The United States has officially elected the most sensitive man in the country to serve as president. Not sensitive to the needs of others, the way a president ought to be, but sensitive to anything said about him that isn’t the equivalent of a fireworks display and a 21-gun salute. We initially suspected that he was going to handle criticism poorly, and he showed no lack of evidence when it came to his temperament, but his inability to maintain any sort of composure is showing that this job is going to crush him spiritually and intellectually.
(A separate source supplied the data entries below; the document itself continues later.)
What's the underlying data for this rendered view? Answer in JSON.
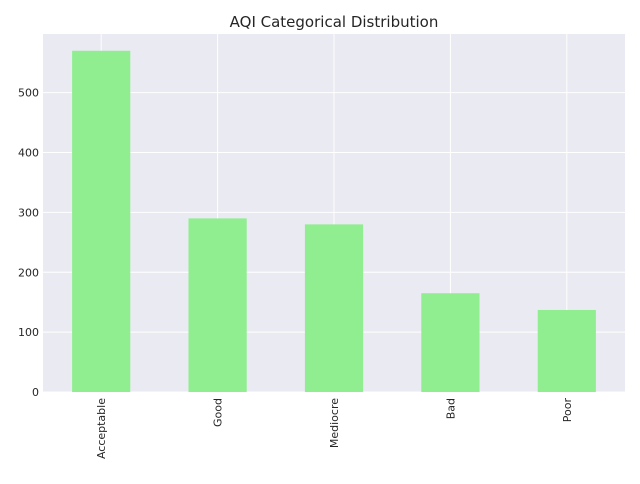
{
  "chart_data": {
    "type": "bar",
    "title": "AQI Categorical Distribution",
    "xlabel": "",
    "ylabel": "",
    "categories": [
      "Acceptable",
      "Good",
      "Mediocre",
      "Bad",
      "Poor"
    ],
    "values": [
      570,
      290,
      280,
      165,
      137
    ],
    "ylim": [
      0,
      598
    ],
    "yticks": [
      0,
      100,
      200,
      300,
      400,
      500
    ],
    "grid": true,
    "legend": "none",
    "colors": {
      "bar": "#90ee90",
      "plot_background": "#eaeaf2",
      "grid": "#ffffff",
      "text": "#262626"
    }
  }
}
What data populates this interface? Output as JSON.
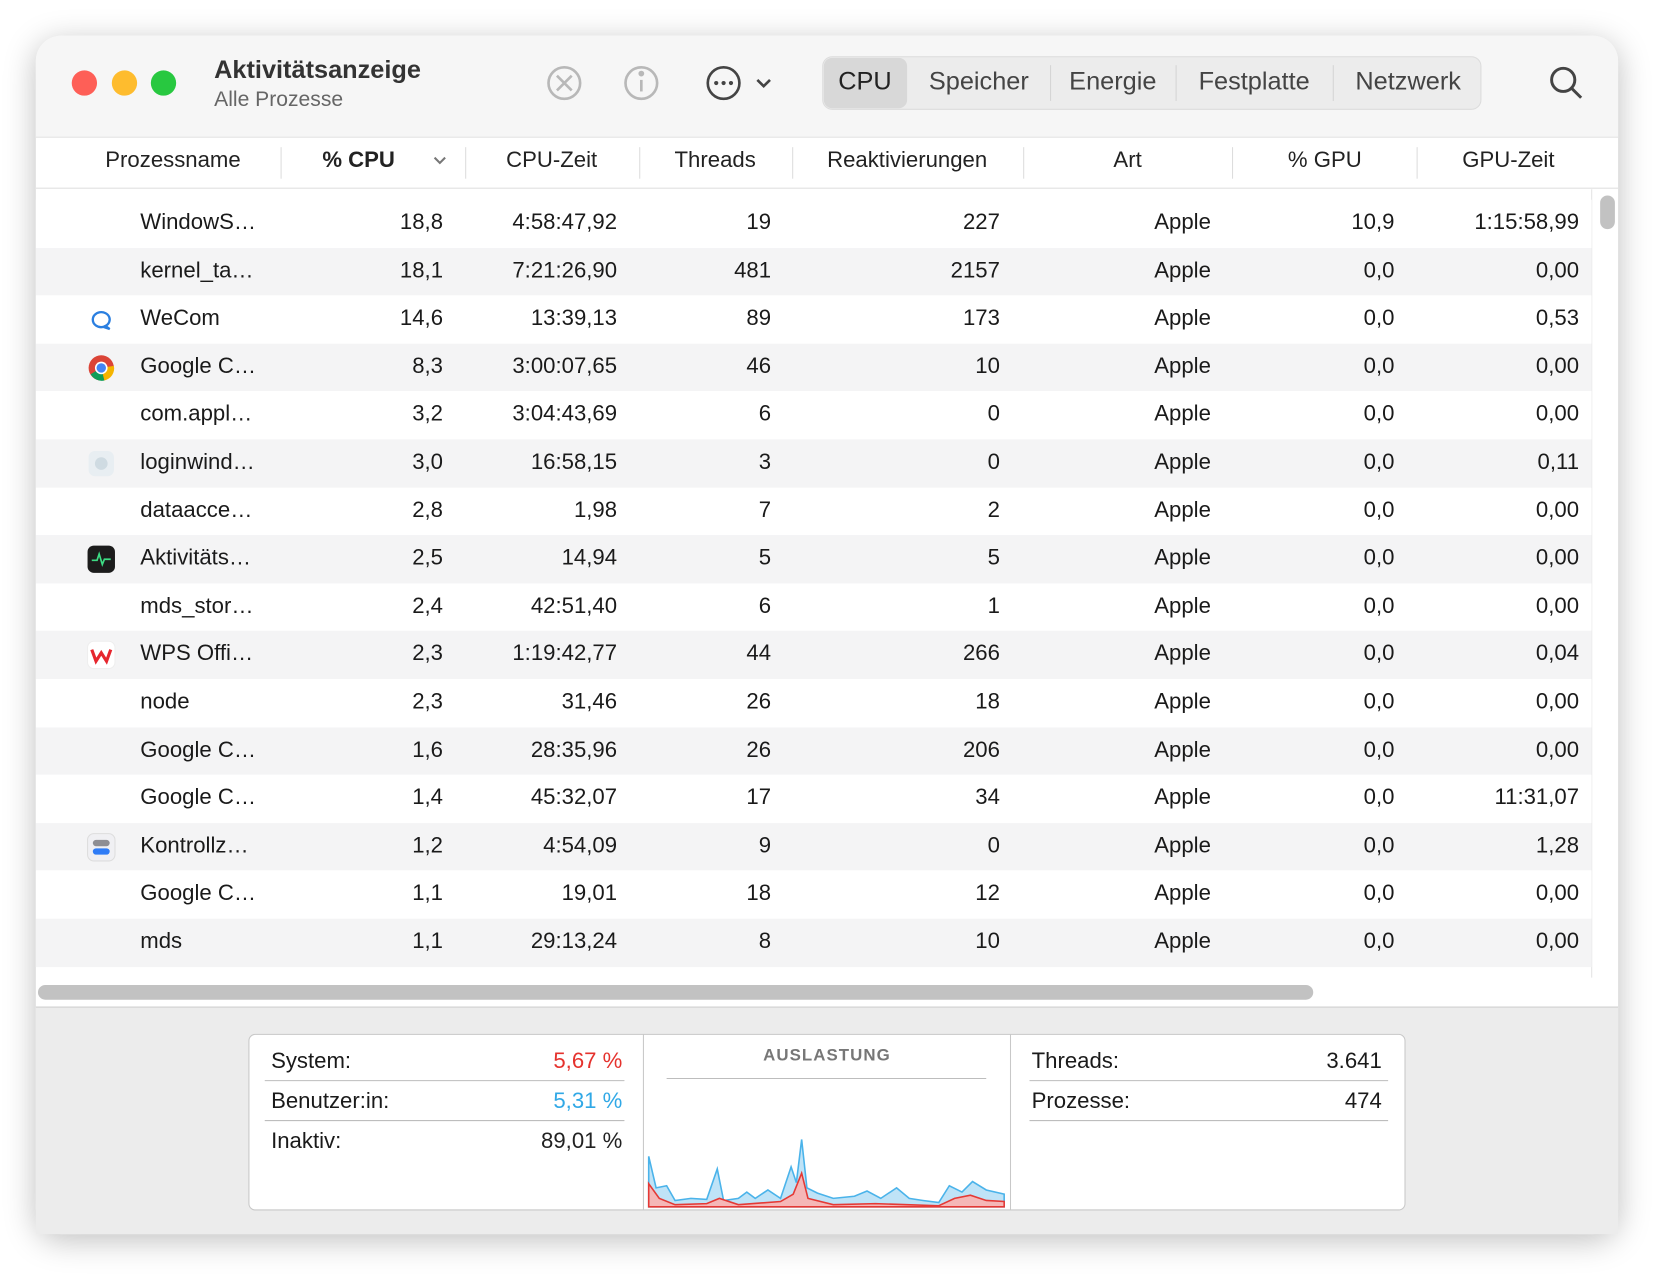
{
  "header": {
    "title": "Aktivitätsanzeige",
    "subtitle": "Alle Prozesse"
  },
  "tabs": [
    "CPU",
    "Speicher",
    "Energie",
    "Festplatte",
    "Netzwerk"
  ],
  "table": {
    "columns": [
      "Prozessname",
      "% CPU",
      "CPU-Zeit",
      "Threads",
      "Reaktivierungen",
      "Art",
      "% GPU",
      "GPU-Zeit"
    ],
    "rows": [
      [
        "WindowS…",
        "18,8",
        "4:58:47,92",
        "19",
        "227",
        "Apple",
        "10,9",
        "1:15:58,99"
      ],
      [
        "kernel_ta…",
        "18,1",
        "7:21:26,90",
        "481",
        "2157",
        "Apple",
        "0,0",
        "0,00"
      ],
      [
        "WeCom",
        "14,6",
        "13:39,13",
        "89",
        "173",
        "Apple",
        "0,0",
        "0,53"
      ],
      [
        "Google C…",
        "8,3",
        "3:00:07,65",
        "46",
        "10",
        "Apple",
        "0,0",
        "0,00"
      ],
      [
        "com.appl…",
        "3,2",
        "3:04:43,69",
        "6",
        "0",
        "Apple",
        "0,0",
        "0,00"
      ],
      [
        "loginwind…",
        "3,0",
        "16:58,15",
        "3",
        "0",
        "Apple",
        "0,0",
        "0,11"
      ],
      [
        "dataacce…",
        "2,8",
        "1,98",
        "7",
        "2",
        "Apple",
        "0,0",
        "0,00"
      ],
      [
        "Aktivitäts…",
        "2,5",
        "14,94",
        "5",
        "5",
        "Apple",
        "0,0",
        "0,00"
      ],
      [
        "mds_stor…",
        "2,4",
        "42:51,40",
        "6",
        "1",
        "Apple",
        "0,0",
        "0,00"
      ],
      [
        "WPS Offi…",
        "2,3",
        "1:19:42,77",
        "44",
        "266",
        "Apple",
        "0,0",
        "0,04"
      ],
      [
        "node",
        "2,3",
        "31,46",
        "26",
        "18",
        "Apple",
        "0,0",
        "0,00"
      ],
      [
        "Google C…",
        "1,6",
        "28:35,96",
        "26",
        "206",
        "Apple",
        "0,0",
        "0,00"
      ],
      [
        "Google C…",
        "1,4",
        "45:32,07",
        "17",
        "34",
        "Apple",
        "0,0",
        "11:31,07"
      ],
      [
        "Kontrollz…",
        "1,2",
        "4:54,09",
        "9",
        "0",
        "Apple",
        "0,0",
        "1,28"
      ],
      [
        "Google C…",
        "1,1",
        "19,01",
        "18",
        "12",
        "Apple",
        "0,0",
        "0,00"
      ],
      [
        "mds",
        "1,1",
        "29:13,24",
        "8",
        "10",
        "Apple",
        "0,0",
        "0,00"
      ]
    ]
  },
  "footer": {
    "cpu": [
      [
        "System:",
        "5,67 %"
      ],
      [
        "Benutzer:in:",
        "5,31 %"
      ],
      [
        "Inaktiv:",
        "89,01 %"
      ]
    ],
    "graph_label": "AUSLASTUNG",
    "totals": [
      [
        "Threads:",
        "3.641"
      ],
      [
        "Prozesse:",
        "474"
      ]
    ]
  }
}
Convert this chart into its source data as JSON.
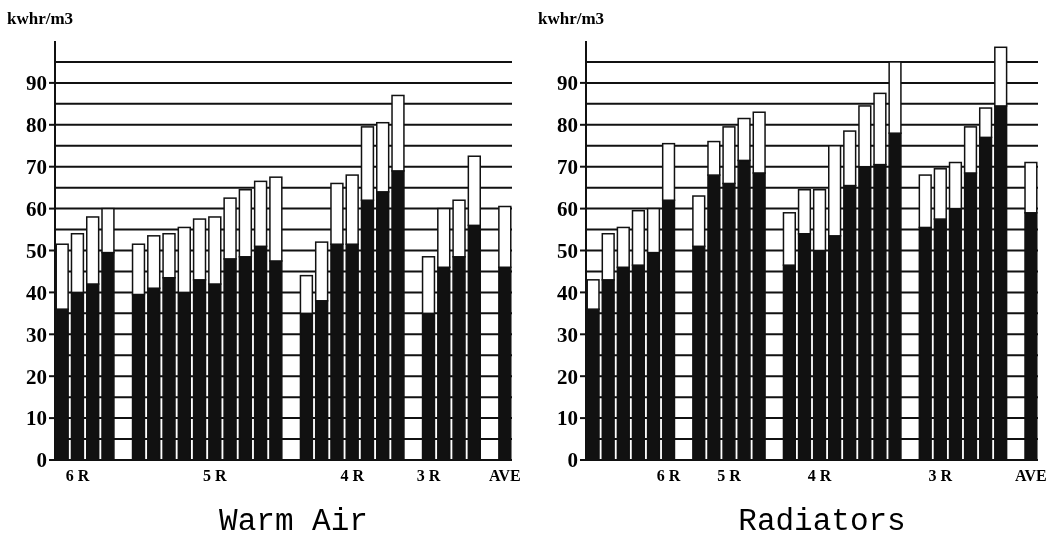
{
  "chart_data": [
    {
      "type": "bar",
      "title": "Warm Air",
      "ylabel": "kwhr/m3",
      "stacked": true,
      "grid": "y",
      "ylim": [
        0,
        100
      ],
      "yticks": [
        0,
        {
          "value": 5,
          "label": null
        },
        10,
        {
          "value": 15,
          "label": null
        },
        20,
        {
          "value": 25,
          "label": null
        },
        30,
        {
          "value": 35,
          "label": null
        },
        40,
        {
          "value": 45,
          "label": null
        },
        50,
        {
          "value": 55,
          "label": null
        },
        60,
        {
          "value": 65,
          "label": null
        },
        70,
        {
          "value": 75,
          "label": null
        },
        80,
        {
          "value": 85,
          "label": null
        },
        90,
        {
          "value": 95,
          "label": null
        }
      ],
      "categories": [
        null,
        "6 R",
        null,
        null,
        null,
        null,
        null,
        null,
        null,
        null,
        "5 R",
        null,
        null,
        null,
        null,
        null,
        null,
        null,
        null,
        "4 R",
        null,
        null,
        null,
        null,
        "3 R",
        null,
        null,
        null,
        null,
        "AVE"
      ],
      "series": [
        {
          "color": "#111111",
          "values": [
            36,
            40,
            42,
            49.5,
            null,
            39.5,
            41,
            43.5,
            40,
            43,
            42,
            48,
            48.5,
            51,
            47.5,
            null,
            35,
            38,
            51.5,
            51.5,
            62,
            64,
            69,
            null,
            35,
            46,
            48.5,
            56,
            null,
            46
          ]
        },
        {
          "color": "#ffffff",
          "values": [
            15.5,
            14,
            16,
            10.5,
            null,
            12,
            12.5,
            10.5,
            15.5,
            14.5,
            16,
            14.5,
            16,
            15.5,
            20,
            null,
            9,
            14,
            14.5,
            16.5,
            17.5,
            16.5,
            18,
            null,
            13.5,
            14,
            13.5,
            16.5,
            null,
            14.5
          ]
        }
      ]
    },
    {
      "type": "bar",
      "title": "Radiators",
      "ylabel": "kwhr/m3",
      "stacked": true,
      "grid": "y",
      "ylim": [
        0,
        100
      ],
      "yticks": [
        0,
        {
          "value": 5,
          "label": null
        },
        10,
        {
          "value": 15,
          "label": null
        },
        20,
        {
          "value": 25,
          "label": null
        },
        30,
        {
          "value": 35,
          "label": null
        },
        40,
        {
          "value": 45,
          "label": null
        },
        50,
        {
          "value": 55,
          "label": null
        },
        60,
        {
          "value": 65,
          "label": null
        },
        70,
        {
          "value": 75,
          "label": null
        },
        80,
        {
          "value": 85,
          "label": null
        },
        90,
        {
          "value": 95,
          "label": null
        }
      ],
      "categories": [
        null,
        null,
        null,
        null,
        null,
        "6 R",
        null,
        null,
        null,
        "5 R",
        null,
        null,
        null,
        null,
        null,
        "4 R",
        null,
        null,
        null,
        null,
        null,
        null,
        null,
        "3 R",
        null,
        null,
        null,
        null,
        null,
        "AVE"
      ],
      "series": [
        {
          "color": "#111111",
          "values": [
            36,
            43,
            46,
            46.5,
            49.5,
            62,
            null,
            51,
            68,
            66,
            71.5,
            68.5,
            null,
            46.5,
            54,
            50,
            53.5,
            65.5,
            70,
            70.5,
            78,
            null,
            55.5,
            57.5,
            60,
            68.5,
            77,
            84.5,
            null,
            59
          ]
        },
        {
          "color": "#ffffff",
          "values": [
            7,
            11,
            9.5,
            13,
            10.5,
            13.5,
            null,
            12,
            8,
            13.5,
            10,
            14.5,
            null,
            12.5,
            10.5,
            14.5,
            21.5,
            13,
            14.5,
            17,
            17,
            null,
            12.5,
            12,
            11,
            11,
            7,
            14,
            null,
            12
          ]
        }
      ]
    }
  ]
}
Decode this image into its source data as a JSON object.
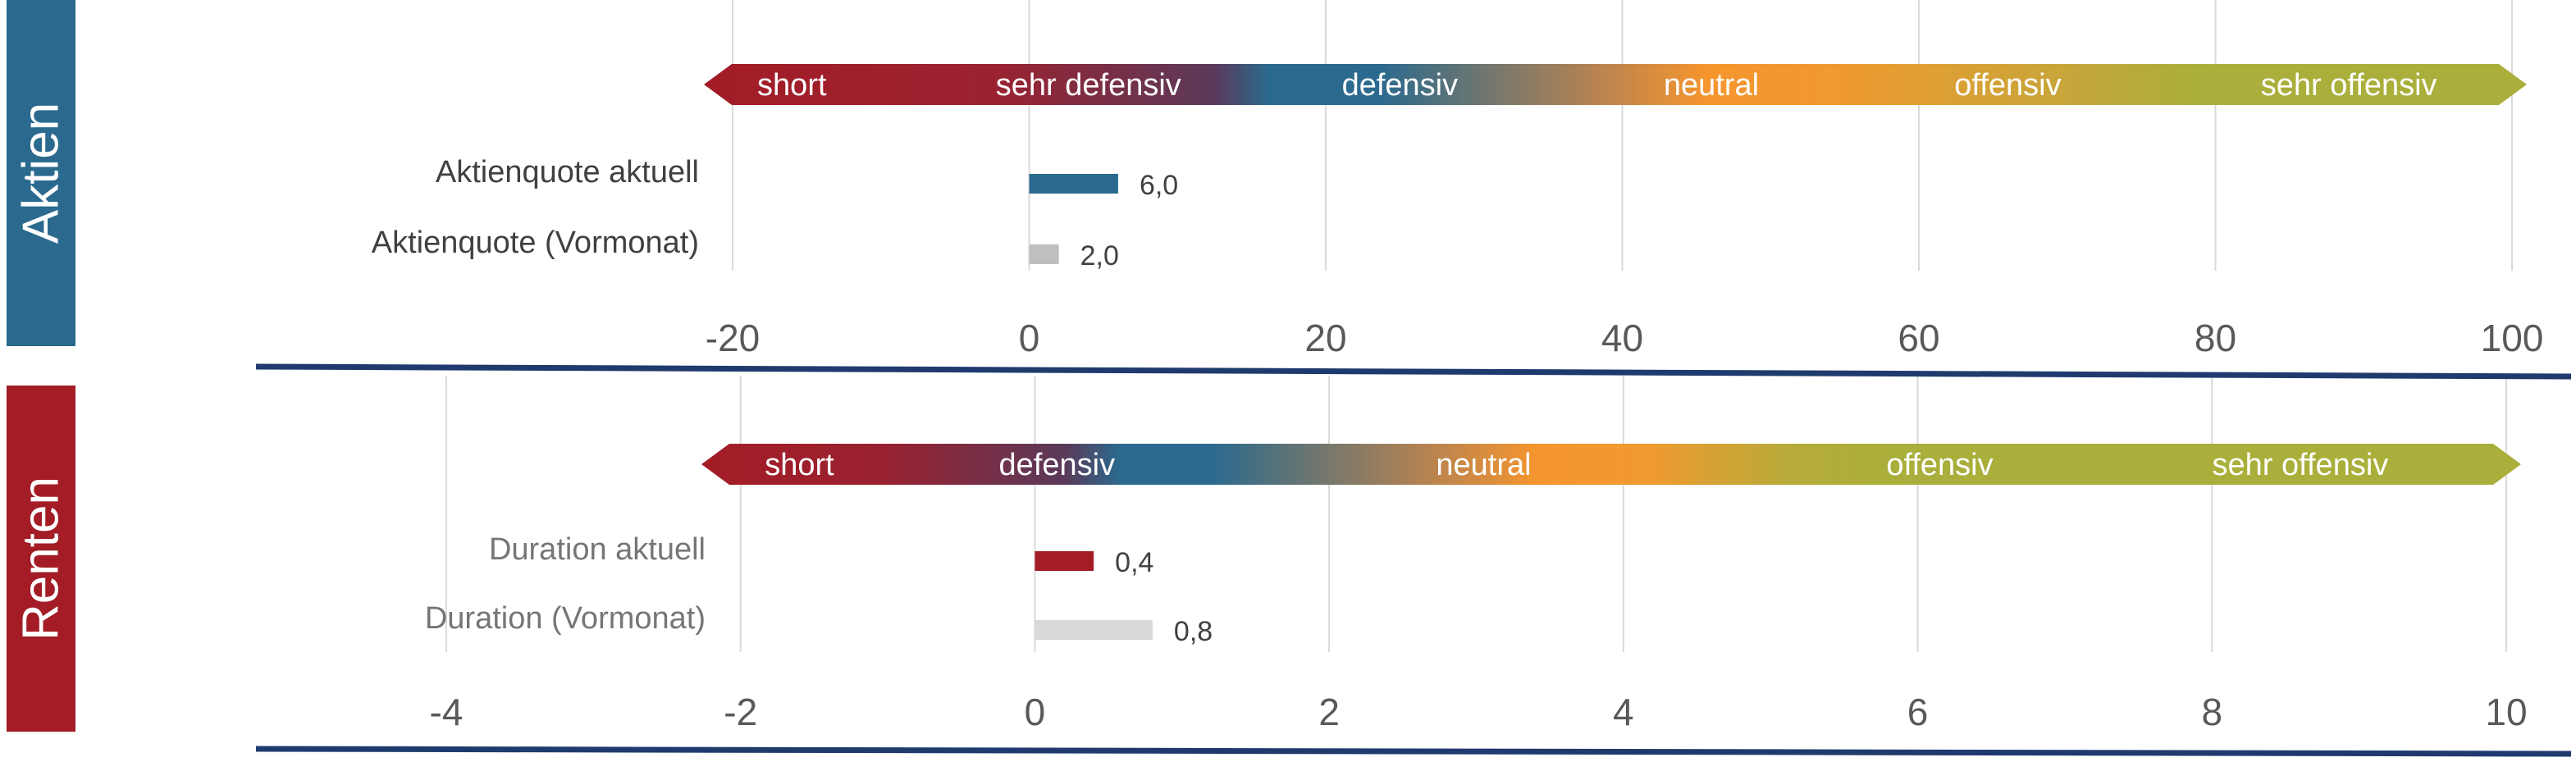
{
  "panels": {
    "aktien": {
      "label": "Aktien",
      "color": "#2b6a8e"
    },
    "renten": {
      "label": "Renten",
      "color": "#a31c26"
    }
  },
  "chart_data": [
    {
      "type": "bar",
      "orientation": "horizontal",
      "title": "",
      "xlim": [
        -20,
        100
      ],
      "xticks": [
        -20,
        0,
        20,
        40,
        60,
        80,
        100
      ],
      "xtick_labels": [
        "-20",
        "0",
        "20",
        "40",
        "60",
        "80",
        "100"
      ],
      "grid": "vertical",
      "scale_bar": {
        "labels": [
          "short",
          "sehr defensiv",
          "defensiv",
          "neutral",
          "offensiv",
          "sehr offensiv"
        ],
        "label_positions": [
          -16,
          4,
          25,
          46,
          66,
          89
        ]
      },
      "categories": [
        "Aktienquote aktuell",
        "Aktienquote (Vormonat)"
      ],
      "values": [
        6.0,
        2.0
      ],
      "value_labels": [
        "6,0",
        "2,0"
      ],
      "colors": [
        "#2b6a8e",
        "#bfbfbf"
      ]
    },
    {
      "type": "bar",
      "orientation": "horizontal",
      "title": "",
      "xlim": [
        -4,
        10
      ],
      "xticks": [
        -4,
        -2,
        0,
        2,
        4,
        6,
        8,
        10
      ],
      "xtick_labels": [
        "-4",
        "-2",
        "0",
        "2",
        "4",
        "6",
        "8",
        "10"
      ],
      "grid": "vertical",
      "scale_bar": {
        "labels": [
          "short",
          "defensiv",
          "neutral",
          "offensiv",
          "sehr offensiv"
        ],
        "label_positions": [
          -1.6,
          0.15,
          3.05,
          6.15,
          8.6
        ]
      },
      "categories": [
        "Duration aktuell",
        "Duration (Vormonat)"
      ],
      "values": [
        0.4,
        0.8
      ],
      "value_labels": [
        "0,4",
        "0,8"
      ],
      "colors": [
        "#a31c26",
        "#d9d9d9"
      ]
    }
  ]
}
A quick search of his name with the words ‘angry’, ‘upset’, or ‘cranky’ shows what’s happened in the past week alone. Donald Trump is ‘upset’ that Sean Spicer was played by Melissa McCarthy, because he ‘doesn’t like his people to look weak’, according to a source close to him. The implications of saying someone is weak because of gender are certainly lost on him, but the gist of this is that he was upset by a late-night weekend comedy show that he insists is ‘failing’ anyway. What else raised Trump’s dander? He’s apparently ‘upset and angry’ over the Australian refugee deal. He became angry with the New York Times, his nemesis and constant foil, over several things: one being a report that suggested he wasn’t entirely briefed over giving Bannon a spot on the National Security Council, and the other suggesting his staff doesn’t know how to turn on the lights in The White House. Let us remember that this has been all occurred in the past week alone.
His inauguration day, and the following weekend, was marked largely by his complaints over demonstrations against him, negative Twitter messages, and the fact that his inauguration was not as popular as Obama’s in 2009. In a terrifying turn of events, we became aware of his team’s concept of ‘alternative facts’, and saw that this was going to become his way of dealing with any negative press. This can’t last forever; people are beginning to catch on and see that he isn’t handling this whole president thing very well. Further reporting that he’s cranky from lack of sleep, demands to watch television at all times of the day, and was more excited about choosing window treatments than being briefed on current situations seems to point to a lack of ability to perform his duties. This man, who once said that Hillary Clinton ‘doesn’t have the stamina’ to be president, must be haunted by the fact that he’s failing in this regard.
With this in mind, there’s been talk about invoking the Twenty-Fifth Amendment, Section 4, which states that the president may be removed if he is ‘unable to discharge the powers and duties of his office’. As one might suspect, there’s a fair amount of people that need to agree to this before he’s able to be removed, and this is why it’s unlikely to be successful. While Donald Trump has not been popular, and while he has his share of foes on both sides of the aisle, this extreme measure would need to be marked by true inability to perform duties and cannot ride on reports of him being cranky. Fortunately for us, this isn’t going to be necessary.
We do not need to invoke this amendment because Donald Trump is going to resign. This is a man whose primary concern is being popular and hearing people clap for him, a man who continues to make speeches about national holidays focus on how much better his ratings were when he was hosting The Apprentice. He’s striving to prove to people that he’s popular and he’s liked, but eventually he will be ground down and try to find a way out when this proves fruitless. He’s going to try and tell us that we did this, that we broke a powerful, successful man through our cruel torment. He’s going to make it seem as if Alec Baldwin’s impersonation of him is in violation of Geneva Conventions, and that CNN’s coverage of him was patently false and he was unable to make anyone see the light. He’s going to try and make us feel bad for him, but we won’t. Donald Trump is not going to be impeached through a lengthy trial marked by heroic statements from lawmakers of both parties, nor is he going to be undone by his financial ties that he has yet to disclose. Donald Trump is going to resign, and he’s going to try and let us know it’s because of how much the people and ‘fake news’ hurt his feelings.